At 20 minutes after quitting:

  • blood pressure decreases
  • pulse rate drops
  • body temperature of hands and feet increases
HELLO I'm at that age where hot flashes are incumbent...do I really need hot hands and feet?
Also, how can my bp possibly drop when I'm continually freaking out over not having a cigarette in my hands. (Same goes for my pulse)

At 8 hours:

  • carbon monoxide level in blood drops to normal
  • oxygen level in blood increases to normal
It's exactly that situation that caused poor Konji's death!

At 24 hours:

  • chance of a heart attack decreases
These motivational points are giving me a heart attack

At 48 hours:

  • nerve endings start regrowing
  • ability to smell and taste is enhanced
That's right, more nerve endings so I can feel even more agitated, and I can smell my friend Tom, hiding in his basement, lighting up a cigarette...he's only 7 houses down the road from me! I know it's HIM!

At 2 weeks to 3 months:

  • circulation improves
  • walking becomes easier
  • lung function increases
Are you kidding me? I'll be dead long before I can walk to the corner store to buy a pack of smokes.

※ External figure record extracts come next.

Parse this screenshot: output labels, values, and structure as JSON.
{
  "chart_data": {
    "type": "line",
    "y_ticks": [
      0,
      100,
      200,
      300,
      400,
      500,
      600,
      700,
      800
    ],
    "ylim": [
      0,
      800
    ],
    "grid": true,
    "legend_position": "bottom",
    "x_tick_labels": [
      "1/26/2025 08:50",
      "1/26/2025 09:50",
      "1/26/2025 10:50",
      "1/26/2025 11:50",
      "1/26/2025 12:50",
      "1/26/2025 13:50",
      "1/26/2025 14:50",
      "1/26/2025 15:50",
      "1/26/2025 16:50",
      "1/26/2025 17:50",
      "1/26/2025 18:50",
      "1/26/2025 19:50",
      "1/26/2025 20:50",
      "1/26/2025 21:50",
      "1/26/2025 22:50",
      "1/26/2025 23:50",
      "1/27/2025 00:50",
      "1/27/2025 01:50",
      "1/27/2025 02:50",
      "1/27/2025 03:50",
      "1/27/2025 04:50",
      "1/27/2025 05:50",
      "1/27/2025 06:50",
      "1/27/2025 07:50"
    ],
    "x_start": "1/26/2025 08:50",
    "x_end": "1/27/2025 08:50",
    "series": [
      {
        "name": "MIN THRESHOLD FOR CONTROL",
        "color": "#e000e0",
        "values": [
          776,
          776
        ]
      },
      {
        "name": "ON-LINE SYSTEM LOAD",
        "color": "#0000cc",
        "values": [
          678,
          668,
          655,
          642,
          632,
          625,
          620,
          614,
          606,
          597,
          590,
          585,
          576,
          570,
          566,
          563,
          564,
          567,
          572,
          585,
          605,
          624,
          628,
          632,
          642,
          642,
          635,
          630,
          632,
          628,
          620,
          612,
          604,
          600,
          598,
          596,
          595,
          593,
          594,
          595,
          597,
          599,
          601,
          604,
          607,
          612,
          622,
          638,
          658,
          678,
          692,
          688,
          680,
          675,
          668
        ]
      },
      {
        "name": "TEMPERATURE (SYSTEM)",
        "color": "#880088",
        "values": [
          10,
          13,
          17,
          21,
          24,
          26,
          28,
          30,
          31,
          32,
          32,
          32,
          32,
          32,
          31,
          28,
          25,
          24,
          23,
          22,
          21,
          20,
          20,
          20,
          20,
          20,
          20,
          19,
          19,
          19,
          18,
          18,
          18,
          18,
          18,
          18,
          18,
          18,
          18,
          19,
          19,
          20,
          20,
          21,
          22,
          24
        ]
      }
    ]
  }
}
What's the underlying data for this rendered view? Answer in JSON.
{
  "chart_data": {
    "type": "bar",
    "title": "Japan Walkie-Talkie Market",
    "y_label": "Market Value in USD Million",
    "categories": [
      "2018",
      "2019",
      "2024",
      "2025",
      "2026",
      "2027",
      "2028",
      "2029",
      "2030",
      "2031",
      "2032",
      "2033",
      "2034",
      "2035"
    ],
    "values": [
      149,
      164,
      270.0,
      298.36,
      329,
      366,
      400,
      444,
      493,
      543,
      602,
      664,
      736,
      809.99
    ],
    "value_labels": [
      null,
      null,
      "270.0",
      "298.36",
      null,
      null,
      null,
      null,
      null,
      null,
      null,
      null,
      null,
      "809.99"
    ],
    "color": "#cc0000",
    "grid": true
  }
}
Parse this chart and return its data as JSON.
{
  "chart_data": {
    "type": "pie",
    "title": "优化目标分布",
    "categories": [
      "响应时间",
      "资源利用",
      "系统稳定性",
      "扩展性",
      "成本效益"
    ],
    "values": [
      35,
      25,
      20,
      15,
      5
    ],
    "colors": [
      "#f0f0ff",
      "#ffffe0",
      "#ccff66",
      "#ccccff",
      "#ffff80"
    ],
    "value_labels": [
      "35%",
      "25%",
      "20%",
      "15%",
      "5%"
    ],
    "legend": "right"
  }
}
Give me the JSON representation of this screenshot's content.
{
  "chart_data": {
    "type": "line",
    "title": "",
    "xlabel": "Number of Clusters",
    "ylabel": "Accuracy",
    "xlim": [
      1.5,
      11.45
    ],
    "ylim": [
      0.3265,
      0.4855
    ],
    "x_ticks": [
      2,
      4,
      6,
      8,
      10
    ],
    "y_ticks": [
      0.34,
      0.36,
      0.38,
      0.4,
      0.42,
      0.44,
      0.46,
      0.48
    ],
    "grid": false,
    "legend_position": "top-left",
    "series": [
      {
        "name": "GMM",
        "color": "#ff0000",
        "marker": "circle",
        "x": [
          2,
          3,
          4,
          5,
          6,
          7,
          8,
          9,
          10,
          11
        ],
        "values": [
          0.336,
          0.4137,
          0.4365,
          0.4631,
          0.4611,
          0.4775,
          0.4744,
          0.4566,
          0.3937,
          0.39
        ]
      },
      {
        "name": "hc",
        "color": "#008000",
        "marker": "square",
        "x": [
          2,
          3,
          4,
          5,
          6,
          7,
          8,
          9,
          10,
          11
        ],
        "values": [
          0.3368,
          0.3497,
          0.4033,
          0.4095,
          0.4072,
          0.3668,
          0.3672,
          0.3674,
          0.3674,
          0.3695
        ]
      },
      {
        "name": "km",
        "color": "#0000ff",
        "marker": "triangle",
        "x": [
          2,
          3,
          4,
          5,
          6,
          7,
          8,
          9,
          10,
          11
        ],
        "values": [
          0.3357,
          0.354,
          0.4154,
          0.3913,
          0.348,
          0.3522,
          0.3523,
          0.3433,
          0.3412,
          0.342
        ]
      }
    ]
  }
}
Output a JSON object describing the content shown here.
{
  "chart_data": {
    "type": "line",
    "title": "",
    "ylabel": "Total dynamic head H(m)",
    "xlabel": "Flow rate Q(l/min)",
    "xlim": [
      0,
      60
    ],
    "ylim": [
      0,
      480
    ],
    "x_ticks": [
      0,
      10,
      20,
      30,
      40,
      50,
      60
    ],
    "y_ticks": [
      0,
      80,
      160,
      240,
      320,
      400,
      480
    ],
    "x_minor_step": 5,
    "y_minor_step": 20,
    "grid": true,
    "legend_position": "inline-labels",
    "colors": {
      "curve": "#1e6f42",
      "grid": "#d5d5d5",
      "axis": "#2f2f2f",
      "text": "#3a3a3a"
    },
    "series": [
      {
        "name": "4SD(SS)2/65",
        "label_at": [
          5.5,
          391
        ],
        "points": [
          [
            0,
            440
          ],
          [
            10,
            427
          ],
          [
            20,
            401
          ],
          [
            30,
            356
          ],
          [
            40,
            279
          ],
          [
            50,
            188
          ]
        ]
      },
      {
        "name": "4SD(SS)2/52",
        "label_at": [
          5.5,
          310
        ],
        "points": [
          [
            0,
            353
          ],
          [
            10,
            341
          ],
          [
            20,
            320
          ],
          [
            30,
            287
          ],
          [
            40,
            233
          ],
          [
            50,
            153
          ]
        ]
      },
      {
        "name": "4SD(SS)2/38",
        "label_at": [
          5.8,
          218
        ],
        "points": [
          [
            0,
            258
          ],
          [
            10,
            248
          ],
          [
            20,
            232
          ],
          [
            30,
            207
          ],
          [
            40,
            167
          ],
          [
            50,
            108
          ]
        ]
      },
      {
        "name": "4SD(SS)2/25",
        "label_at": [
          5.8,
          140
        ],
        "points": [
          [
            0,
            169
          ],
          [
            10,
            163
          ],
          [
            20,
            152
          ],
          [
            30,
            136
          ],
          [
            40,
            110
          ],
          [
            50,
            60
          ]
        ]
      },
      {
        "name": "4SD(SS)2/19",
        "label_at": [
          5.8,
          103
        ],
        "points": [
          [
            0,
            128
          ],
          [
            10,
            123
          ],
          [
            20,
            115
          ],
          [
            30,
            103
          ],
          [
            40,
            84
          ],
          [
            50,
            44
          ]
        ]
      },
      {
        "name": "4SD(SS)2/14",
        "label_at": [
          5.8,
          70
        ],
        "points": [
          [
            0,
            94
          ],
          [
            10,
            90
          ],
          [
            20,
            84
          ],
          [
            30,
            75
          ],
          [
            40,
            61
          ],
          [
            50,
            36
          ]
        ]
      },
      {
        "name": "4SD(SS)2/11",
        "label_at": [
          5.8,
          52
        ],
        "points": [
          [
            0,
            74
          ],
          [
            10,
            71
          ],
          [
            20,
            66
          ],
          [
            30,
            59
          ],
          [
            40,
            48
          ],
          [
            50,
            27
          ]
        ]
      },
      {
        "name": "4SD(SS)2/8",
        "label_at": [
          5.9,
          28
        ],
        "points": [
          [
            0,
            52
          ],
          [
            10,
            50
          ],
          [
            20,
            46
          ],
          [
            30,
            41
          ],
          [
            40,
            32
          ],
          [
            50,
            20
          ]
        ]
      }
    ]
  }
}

The rest just makes me want to laugh...these people do NOT understand the mindset of a smoker. Telling me that 15 years from now, no one will know I ever smoked doesn't do much for me. Particularly since everyone I run into keeps saying, "Huh, you smoke? I never knew that, well good luck with the quitting." GRRRRRRRRRRR

1 to 9 months:

  • coughing, sinus congestion, fatigue, shortness of breath decreases

1 year:

  • excess risk of coronary heart disease is decreased to half that of a smoker

Long-term Benefits of Quitting

At 5 - 15 years:

  • from 5 to 15 years after quitting, stroke risk is reduced to that of people who have never smoked.
  • risk of lung cancer drops to as little as one-half that of continuing smokers
  • risk of cancer of the mouth, throat, esophagus, bladder, kidney, and pancreas decreases
  • risk of ulcer decreases.
At 15 years:
  • risk of coronary heart disease is now similar to that of people who have never smoked
  • risk of death returns to nearly the level of people who have never smoked.
You do realize it will be about this time that I say...what the hell, you only live once, might as well enjoy myself and light up!

-Swapna

PS Just to ensure I've freaked out enough, I'm going to go see how many people love my brother on his myspace site...

2 comments:

Anita said...

OMG 160 comments? I'm jealous too. And that seems wrong somehow. If I ever have a myspace site - I promise to tell you about it.

carlarey said...

Myspace is for children, or for publicizing your band, the digital equilvalent of signing a yearbook. And those 160 greetings are probably from pervs. So there.